Inverness native with environmental cause paints emotional topography

Angela Tirrell
"Storm," on display at First Valley Inverness in July, features painter Angela Tirrell's stirring textures and reflects her hopes to use art as social and environmental activism.  
07/11/2018

Intense natural destruction and rejuvenation are central themes in the paintings by Angela Tirrell on exhibit this month at First Valley Inverness. Ms. Tirrell’s upbringing in Inverness had a huge effect on her philosophy and work, which is often political and environmental in nature. “The scents, the lushness, the tranquility, beauty of wildlife, it was so magical, and it still is to me,” she said last week. One piece on display in the shop, titled “Glacial,” evokes the pristine nature of a toxin-free ocean. Ms. Tirrell explained that the mosaic of blue and white dashes is “a prayer that we understand, on a fundamental level, how essential water is.” The crisp glacial hues are subtly threatened from above by darker inky tones standing in for pollution. Another painting, called “Storm,” is about her “deep grief over the drought. It’s a beautiful, joyous piece with my vision of the wild storms of El Niño.” Glass, oil, pastel, metallic pigment and powder pigment interact in gold constellations and blue streaks; along with shards of black glass, they form a sort of emotional topography—the weight of hope and fear. Ms. Tirrell worked in New York as an art administrator and fundraiser before she founded her own mural company at age 27, taking the leap to devote all her time to art. “It was mesmerizing to me that you could, just with paint, create an entire emotional environment. That to me is what is powerful about murals,” she said, adding that she hopes to create large-scale murals on ecological and social justice topics around the world. So far, her reputation earned her the commission of a mural in La Porziuncola Nuova, a scaled replica of Saint Francis’s Porziuncola in Italy, in the National Shrine of St.
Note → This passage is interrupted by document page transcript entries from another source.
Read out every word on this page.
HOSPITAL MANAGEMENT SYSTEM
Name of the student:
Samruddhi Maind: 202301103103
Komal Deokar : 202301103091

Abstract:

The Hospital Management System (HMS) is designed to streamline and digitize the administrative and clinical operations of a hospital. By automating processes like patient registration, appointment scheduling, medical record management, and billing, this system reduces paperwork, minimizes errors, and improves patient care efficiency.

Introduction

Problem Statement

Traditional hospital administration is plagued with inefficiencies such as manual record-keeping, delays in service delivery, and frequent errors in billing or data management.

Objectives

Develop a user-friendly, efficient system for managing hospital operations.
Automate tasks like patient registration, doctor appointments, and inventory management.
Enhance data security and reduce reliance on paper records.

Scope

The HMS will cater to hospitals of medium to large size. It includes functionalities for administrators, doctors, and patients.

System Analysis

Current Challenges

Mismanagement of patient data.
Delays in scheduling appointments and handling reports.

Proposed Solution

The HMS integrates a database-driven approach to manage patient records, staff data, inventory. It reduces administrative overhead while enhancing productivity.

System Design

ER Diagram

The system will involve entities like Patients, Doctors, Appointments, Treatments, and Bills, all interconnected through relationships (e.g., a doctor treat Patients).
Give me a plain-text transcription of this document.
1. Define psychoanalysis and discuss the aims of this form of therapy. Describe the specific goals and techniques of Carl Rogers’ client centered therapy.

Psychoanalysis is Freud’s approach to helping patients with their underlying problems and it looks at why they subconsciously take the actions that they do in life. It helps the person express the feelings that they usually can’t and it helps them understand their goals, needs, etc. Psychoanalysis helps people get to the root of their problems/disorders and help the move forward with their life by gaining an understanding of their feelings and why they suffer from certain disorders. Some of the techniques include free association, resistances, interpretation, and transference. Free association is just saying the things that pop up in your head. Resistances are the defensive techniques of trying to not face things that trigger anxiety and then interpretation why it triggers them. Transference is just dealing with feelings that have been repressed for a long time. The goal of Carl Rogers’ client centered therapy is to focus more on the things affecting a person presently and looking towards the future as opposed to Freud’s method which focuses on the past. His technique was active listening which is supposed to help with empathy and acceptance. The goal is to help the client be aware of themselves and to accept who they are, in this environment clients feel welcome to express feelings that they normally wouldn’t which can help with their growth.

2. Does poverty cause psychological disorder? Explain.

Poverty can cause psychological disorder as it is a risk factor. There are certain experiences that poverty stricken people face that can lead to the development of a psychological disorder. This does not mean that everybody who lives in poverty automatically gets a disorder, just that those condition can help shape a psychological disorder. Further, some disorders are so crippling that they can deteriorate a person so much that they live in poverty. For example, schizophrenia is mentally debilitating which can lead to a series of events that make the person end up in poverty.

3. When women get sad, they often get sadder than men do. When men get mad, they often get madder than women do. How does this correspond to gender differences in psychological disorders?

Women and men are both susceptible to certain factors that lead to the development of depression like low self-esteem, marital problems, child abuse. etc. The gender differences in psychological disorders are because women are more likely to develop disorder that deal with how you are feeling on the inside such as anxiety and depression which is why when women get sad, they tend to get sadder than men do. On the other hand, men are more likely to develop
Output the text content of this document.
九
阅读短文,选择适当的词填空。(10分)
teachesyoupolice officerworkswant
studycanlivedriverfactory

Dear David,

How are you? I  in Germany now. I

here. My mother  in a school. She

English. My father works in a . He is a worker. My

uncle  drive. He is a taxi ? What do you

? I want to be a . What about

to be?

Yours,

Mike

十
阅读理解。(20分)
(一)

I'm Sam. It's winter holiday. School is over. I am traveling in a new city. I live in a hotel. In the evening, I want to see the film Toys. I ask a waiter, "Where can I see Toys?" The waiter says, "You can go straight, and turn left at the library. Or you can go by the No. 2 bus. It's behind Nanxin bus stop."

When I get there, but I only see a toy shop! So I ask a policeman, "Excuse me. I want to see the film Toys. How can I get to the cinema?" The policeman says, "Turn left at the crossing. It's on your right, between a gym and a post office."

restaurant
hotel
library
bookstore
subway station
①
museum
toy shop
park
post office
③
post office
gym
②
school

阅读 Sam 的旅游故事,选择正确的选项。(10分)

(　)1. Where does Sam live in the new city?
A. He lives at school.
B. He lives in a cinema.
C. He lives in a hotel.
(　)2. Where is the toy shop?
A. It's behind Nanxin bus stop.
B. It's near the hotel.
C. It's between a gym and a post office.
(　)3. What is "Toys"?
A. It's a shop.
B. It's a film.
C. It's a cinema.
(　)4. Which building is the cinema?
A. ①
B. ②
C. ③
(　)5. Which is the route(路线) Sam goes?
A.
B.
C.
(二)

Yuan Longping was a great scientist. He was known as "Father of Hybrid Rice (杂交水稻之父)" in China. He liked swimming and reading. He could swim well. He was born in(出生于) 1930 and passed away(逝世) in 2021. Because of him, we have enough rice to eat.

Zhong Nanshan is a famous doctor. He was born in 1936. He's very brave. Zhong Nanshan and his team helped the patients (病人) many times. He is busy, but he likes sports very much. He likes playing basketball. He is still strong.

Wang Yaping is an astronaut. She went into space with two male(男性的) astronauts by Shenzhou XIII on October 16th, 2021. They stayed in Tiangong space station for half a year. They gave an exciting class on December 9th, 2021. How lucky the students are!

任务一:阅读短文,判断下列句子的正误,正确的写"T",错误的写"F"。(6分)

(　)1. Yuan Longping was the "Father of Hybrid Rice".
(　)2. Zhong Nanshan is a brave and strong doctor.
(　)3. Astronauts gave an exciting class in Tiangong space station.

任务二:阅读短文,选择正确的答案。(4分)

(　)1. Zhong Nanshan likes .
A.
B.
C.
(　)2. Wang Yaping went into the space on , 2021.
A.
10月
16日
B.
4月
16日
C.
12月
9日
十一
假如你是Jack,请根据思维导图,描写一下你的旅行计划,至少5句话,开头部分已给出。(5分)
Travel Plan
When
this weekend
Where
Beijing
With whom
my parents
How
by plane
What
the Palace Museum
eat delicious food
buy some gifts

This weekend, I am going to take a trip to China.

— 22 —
Francis of Assisi in North Beach. Following the medieval guild tradition, Ms. Tirrell took on six apprentices from the Academy of Art University to create the soaring, 13th century-style work. She now lives in Napa but keeps a studio at a family home in Inverness. This month, her work is also on display at Salon 9 on Maiden Lane in San Francisco and in the Yountville Community Center in Napa.